The invention relates generally to methods and an apparatus for identifying regions in images, and more particularly to methods and apparatus for labeling anatomical structures in medical images.
In many imaging applications, specifically medical imaging applications, the images are often analyzed to identify various anatomical structures such as organs, lesions, etc. For example, a chest X-ray radiograph or a computed tomography (CT) image can be employed to facilitate the detection of lung cancer. Specifically, CT images advantageously provide a description of anatomy in great detail and consequently is being increasingly are used for detecting and following the evolution of lesions that may lead to potential cancers.

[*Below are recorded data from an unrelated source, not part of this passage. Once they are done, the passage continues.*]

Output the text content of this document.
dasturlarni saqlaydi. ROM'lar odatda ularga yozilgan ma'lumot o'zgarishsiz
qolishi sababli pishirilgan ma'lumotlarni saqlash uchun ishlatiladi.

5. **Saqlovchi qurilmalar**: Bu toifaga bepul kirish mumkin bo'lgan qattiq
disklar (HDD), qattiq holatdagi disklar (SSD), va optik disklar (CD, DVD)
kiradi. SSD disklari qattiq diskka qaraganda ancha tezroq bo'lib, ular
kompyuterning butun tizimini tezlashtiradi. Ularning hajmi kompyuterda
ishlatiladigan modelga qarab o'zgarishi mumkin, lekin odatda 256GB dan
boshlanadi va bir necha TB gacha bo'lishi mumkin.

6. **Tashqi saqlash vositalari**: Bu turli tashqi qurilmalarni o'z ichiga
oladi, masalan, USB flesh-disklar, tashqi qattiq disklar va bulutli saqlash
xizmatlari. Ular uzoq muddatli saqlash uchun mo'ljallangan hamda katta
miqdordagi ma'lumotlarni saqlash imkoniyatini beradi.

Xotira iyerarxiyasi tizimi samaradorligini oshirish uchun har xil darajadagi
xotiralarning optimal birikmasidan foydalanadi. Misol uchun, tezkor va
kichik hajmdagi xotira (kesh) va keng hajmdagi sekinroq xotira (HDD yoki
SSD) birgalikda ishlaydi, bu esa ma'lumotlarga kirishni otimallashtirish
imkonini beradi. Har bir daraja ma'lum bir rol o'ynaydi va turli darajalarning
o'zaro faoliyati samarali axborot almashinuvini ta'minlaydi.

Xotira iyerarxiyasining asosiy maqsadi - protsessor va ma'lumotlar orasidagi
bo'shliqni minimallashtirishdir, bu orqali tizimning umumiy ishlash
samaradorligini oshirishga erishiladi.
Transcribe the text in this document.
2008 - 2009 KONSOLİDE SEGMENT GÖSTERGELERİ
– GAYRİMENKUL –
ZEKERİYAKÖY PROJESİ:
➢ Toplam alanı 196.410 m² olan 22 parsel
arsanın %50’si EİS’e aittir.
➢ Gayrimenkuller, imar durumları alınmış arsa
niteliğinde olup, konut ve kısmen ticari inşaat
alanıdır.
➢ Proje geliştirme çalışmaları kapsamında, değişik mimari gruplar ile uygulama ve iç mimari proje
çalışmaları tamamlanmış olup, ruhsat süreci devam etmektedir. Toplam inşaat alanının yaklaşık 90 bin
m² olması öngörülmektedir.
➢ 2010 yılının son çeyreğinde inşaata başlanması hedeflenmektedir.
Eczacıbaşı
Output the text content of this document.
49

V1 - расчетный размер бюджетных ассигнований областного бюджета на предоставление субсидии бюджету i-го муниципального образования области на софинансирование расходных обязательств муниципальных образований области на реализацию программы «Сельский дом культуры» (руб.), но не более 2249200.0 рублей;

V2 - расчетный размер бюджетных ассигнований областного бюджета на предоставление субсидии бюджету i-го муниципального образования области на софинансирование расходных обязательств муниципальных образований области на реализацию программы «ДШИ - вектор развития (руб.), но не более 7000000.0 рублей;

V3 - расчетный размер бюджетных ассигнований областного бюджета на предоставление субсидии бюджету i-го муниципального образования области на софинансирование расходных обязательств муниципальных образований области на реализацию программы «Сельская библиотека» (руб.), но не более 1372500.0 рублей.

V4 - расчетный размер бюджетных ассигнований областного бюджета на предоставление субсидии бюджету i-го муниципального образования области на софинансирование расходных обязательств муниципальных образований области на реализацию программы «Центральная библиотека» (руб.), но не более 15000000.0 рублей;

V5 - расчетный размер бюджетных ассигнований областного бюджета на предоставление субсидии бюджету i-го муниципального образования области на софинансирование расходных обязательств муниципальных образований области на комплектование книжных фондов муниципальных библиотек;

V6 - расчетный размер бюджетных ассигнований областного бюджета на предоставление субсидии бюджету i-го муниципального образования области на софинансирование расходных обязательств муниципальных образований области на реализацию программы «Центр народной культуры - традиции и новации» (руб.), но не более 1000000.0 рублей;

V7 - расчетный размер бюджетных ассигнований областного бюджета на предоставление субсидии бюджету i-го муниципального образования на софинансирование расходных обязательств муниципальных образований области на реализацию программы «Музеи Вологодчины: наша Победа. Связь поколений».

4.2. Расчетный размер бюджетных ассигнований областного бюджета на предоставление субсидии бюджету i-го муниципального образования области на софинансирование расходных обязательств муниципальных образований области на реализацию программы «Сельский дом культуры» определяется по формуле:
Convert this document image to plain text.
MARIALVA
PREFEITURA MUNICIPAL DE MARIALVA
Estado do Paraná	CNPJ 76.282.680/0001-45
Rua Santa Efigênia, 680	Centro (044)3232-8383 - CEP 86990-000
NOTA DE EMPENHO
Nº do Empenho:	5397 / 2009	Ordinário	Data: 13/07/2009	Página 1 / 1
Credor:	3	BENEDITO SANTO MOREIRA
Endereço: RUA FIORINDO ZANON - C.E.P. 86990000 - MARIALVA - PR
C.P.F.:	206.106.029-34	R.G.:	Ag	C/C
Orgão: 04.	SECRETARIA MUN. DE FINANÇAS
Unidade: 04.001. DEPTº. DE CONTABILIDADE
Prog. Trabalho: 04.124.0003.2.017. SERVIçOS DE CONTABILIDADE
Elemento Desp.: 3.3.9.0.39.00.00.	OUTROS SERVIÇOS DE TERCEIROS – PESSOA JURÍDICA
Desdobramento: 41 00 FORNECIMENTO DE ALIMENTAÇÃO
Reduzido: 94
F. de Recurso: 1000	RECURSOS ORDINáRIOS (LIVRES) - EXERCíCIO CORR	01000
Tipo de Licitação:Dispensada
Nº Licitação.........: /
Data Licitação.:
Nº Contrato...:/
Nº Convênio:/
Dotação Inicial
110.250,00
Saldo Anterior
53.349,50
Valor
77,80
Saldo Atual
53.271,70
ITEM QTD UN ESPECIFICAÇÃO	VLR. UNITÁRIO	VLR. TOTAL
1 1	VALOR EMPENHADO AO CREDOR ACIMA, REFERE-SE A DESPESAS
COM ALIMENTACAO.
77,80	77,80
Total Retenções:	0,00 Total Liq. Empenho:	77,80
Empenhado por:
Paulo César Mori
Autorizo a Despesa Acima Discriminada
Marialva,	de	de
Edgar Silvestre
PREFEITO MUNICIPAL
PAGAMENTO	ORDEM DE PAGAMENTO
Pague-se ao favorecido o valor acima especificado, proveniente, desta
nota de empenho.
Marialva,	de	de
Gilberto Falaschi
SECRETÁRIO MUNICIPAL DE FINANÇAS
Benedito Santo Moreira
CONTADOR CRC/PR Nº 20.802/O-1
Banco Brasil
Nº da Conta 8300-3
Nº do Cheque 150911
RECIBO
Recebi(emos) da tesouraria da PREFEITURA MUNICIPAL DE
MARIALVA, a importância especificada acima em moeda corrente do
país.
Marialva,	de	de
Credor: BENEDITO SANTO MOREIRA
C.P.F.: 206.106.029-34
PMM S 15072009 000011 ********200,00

For example, for the detection of lung and colon cancer, radiologists search for the presence of nodules and polyps in the lung and colon using advanced lung analysis (ALA) and computed tomographic colonography (CTC) techniques. Radiologists detect nodules in the lung by viewing axial slices of the chest. However, CT systems generally provide several images for a single CT scan. Consequently, a considerable amount of information is presented to the radiologist for use in interpreting the images and detecting suspect regions that may indicate disease. The considerable amount of data associated with a single CT scan presents a time-consuming process to the radiologist. Furthermore, this substantial amount of data may disadvantageously lead to missed cancer detection, as it is difficult to identify a suspicious area in an extensive amount of data. In addition, the sheer size of the CT volumes results in significant variability in radiological readings and clinically important nodules are missed.
Techniques variously described as computer aided detection, or computer assisted detection or computer assisted diagnosis, and often referred to by the acronym “CAD” have emerged as a viable approach for aiding the radiologists in the detection of lung nodules in chest radiographs and thoracic CT scans, as well as for detecting and diagnosing other anatomies and disease states.
Several CAD techniques have been developed to highlight the anatomical structures present in various regions in the image. In one specific technique, the regions are identified and labeled according to the local shape of their surrounding structures. In one more specific technique used to identify lung cancer, an Eigen analysis of a Hessian matrix is used as a tool to classify voxels as belonging to a vessel or a nodule. However, such techniques consider a very small neighborhood of each voxel needed to compute image derivatives and thus are not very robust and/or accurate in identifying the structures.
It may therefore be desirable to develop a robust technique and system for processing image data that advantageously facilitates substantially superior initial shape-based identification of regions in an image that can be consequently used for the analysis of the object being examined.